Nile neighbours sign contentious dam deal

0
740

Egypt, Sudan and Ethiopia have taken a step towards defusing tensions around Ethiopia’s construction of a massive dam on the Blue Nile, which has threatened to upset the geopolitical balance in the region over how to share water from the River Nile.

Egypt’s President Abdel Fattah al-Sisi, left, with his Sudanese counterpart, Omar Hassan al-Bashir, centre, and the Ethiopian Prime Minister Hailemariam Desalegn
Egypt’s President Abdel Fattah al-Sisi, left, with his Sudanese counterpart, Omar Hassan al-Bashir, centre, and the Ethiopian Prime Minister Hailemariam Desalegn

Egyptian President Abdel Fattah Al Sisi, Sudanese President Omar al-Bashir and Ethiopian Prime Minister Halemariam Desalegn signed a declaration in Sudan’s capital Khartoum on Monday (March 23), pledging to better share the Nile’s waters, an Egyptian presidency official familiar with the matter said.

Ethiopia has said the project is necessary to produce much-needed electricity, but the building of the dam has been controversial, with some scientists predicting it could disrupt the flow of the river into Egypt, where it provides much of the country’s water and also supplies electricity from the hydroelectric project at Aswan.

Monday’s move marks a change in Egypt’s attitude toward the multi-billion-dollar project.

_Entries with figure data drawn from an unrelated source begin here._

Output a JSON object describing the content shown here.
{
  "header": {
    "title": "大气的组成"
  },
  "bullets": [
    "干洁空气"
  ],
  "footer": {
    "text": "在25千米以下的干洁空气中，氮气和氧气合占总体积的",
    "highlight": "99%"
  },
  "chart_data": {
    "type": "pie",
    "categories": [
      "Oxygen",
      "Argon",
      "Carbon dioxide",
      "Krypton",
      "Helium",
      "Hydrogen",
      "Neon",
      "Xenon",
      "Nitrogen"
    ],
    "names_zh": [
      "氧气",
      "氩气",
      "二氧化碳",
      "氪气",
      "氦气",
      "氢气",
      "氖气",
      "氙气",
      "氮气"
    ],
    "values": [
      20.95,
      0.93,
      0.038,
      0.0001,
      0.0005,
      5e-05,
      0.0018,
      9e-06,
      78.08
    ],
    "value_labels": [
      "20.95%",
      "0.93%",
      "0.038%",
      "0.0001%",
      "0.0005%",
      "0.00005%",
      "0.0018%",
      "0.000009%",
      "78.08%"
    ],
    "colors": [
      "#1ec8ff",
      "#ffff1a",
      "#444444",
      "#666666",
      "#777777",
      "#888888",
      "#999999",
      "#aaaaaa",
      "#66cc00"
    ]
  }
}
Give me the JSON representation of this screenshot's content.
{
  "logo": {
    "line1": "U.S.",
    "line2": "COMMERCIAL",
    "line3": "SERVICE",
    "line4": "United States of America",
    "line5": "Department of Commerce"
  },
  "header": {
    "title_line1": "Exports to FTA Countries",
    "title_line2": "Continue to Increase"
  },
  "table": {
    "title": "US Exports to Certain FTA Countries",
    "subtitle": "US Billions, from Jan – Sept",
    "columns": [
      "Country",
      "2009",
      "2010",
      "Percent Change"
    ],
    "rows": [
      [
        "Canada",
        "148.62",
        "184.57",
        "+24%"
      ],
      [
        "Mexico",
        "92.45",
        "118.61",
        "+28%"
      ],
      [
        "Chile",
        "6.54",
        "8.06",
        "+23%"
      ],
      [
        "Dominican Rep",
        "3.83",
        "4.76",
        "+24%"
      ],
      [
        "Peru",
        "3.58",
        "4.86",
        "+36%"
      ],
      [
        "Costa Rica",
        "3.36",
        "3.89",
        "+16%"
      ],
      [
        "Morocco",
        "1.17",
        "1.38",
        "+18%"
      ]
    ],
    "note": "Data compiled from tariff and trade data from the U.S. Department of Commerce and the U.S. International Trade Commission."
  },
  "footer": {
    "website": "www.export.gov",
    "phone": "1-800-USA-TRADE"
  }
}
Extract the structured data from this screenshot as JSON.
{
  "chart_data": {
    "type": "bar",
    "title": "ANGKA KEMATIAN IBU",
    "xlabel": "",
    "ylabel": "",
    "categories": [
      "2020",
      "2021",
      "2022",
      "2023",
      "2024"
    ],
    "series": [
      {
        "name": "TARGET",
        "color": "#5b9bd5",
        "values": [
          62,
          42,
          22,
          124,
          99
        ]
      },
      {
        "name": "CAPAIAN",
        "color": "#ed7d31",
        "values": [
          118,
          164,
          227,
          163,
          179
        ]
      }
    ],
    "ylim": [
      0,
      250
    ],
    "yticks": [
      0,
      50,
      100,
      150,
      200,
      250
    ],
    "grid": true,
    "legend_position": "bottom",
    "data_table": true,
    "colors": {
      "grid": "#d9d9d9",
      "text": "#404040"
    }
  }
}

In June 2013, the now-deposed Egyptian leader Mohammed Morsi came close to threatening war with Ethiopia over the project. “The lives of the Egyptians are connected around [the Nile]… If it diminishes by one drop then our blood is the alternative,” he said in a broadcast speech at the time.

 

But Mr. Sisi has struck a more conciliatory note with the Ethiopians, while Sudan, normally in line with Cairo’s policy over the Nile, has been acting as an intermediary.

Still, Mr. Sisi was careful not to sound too enthusiastic about Ethiopia’s plans, signalling that progress towards a final deal on how to share the Nile’s waters and the energy Ethiopia plans to produce hasn’t yet been struck.

“For the millions of Ethiopian citizens, Nahda [the Grand Ethiopian Renaissance] dam represents a source for development through producing clean and renewable energy, while for their brothers on the banks of the same Nile, in Egypt, who are almost as many in numbers, it represents a worrying premonition, for the Nile is their only source for water, for life,” the Egyptian president said in a speech delivered in Khartoum, according to a print version distributed to the press in Arabic.

He said Egypt was working with Ethiopia to achieve “mutual gains for everyone and avoid damage to any party.”

Ethiopia launched the works for the $4.2-billion project on the Blue Nile near its northern border with Sudan, four years ago this month.

Under a 1929 agreement signed by the U.K.—the former colonial power of Sudan and Egypt—the two countries get to use about 90% of the Nile’s waters. But the river’s tributaries, the White Nile that flows through Uganda and the Blue Nile that emanates in the Ethiopian highlands, are key to the survival of more than 100 million people in 11 countries on the African continent.

Ethiopia has boasted publicly of having raised the funding for the megaproject itself; however, Mwangi S. Kimenyi, a senior researcher at the Washington, D.C.-based Brookings Institution who has conducted research on the dam and the River Nile, said Western development organizations, normally first in line to fund such ambitious African infrastructure projects, shied away from the Renaissance dam for fear of irking Egypt.

“The Egyptians are coming to the realisation of the fact that the [colonial] agreement may not be sustainable,” Mr. Kimenyi said.

Ethiopian authorities have said the dam will be ready to produce electricity in 2017, and will be the largest hydroelectric project in Africa. Some 8,500 labourers are working around the clock to build it, they have said.

Since 1999, a number of African countries—including Uganda, Tanzania and Rwanda that are affected by the Nile but under the 1929 agreement have no stakes in it—have been lobbying for a revision of the way the Nile’s waters are shared.

Egypt has vehemently rejected any renegotiation of the colonial-era agreement, labelling the Nile and its waters a matter of national security. The Egyptian economy, agriculture in particular, depends heavily on the Nile, especially as its population is set to expand over the next decade.

A 2013 report by an international panel of experts, comprising two each from Egypt, Sudan and Ethiopia and four independent scientists, found there were indications the dam could negatively affect the water volumes of the Nile in Egypt, especially if there were consecutive dry years. But it said more research was needed to predict the long-term impact on Egypt and Sudan. There hasn’t been an in-depth scientific follow-up since.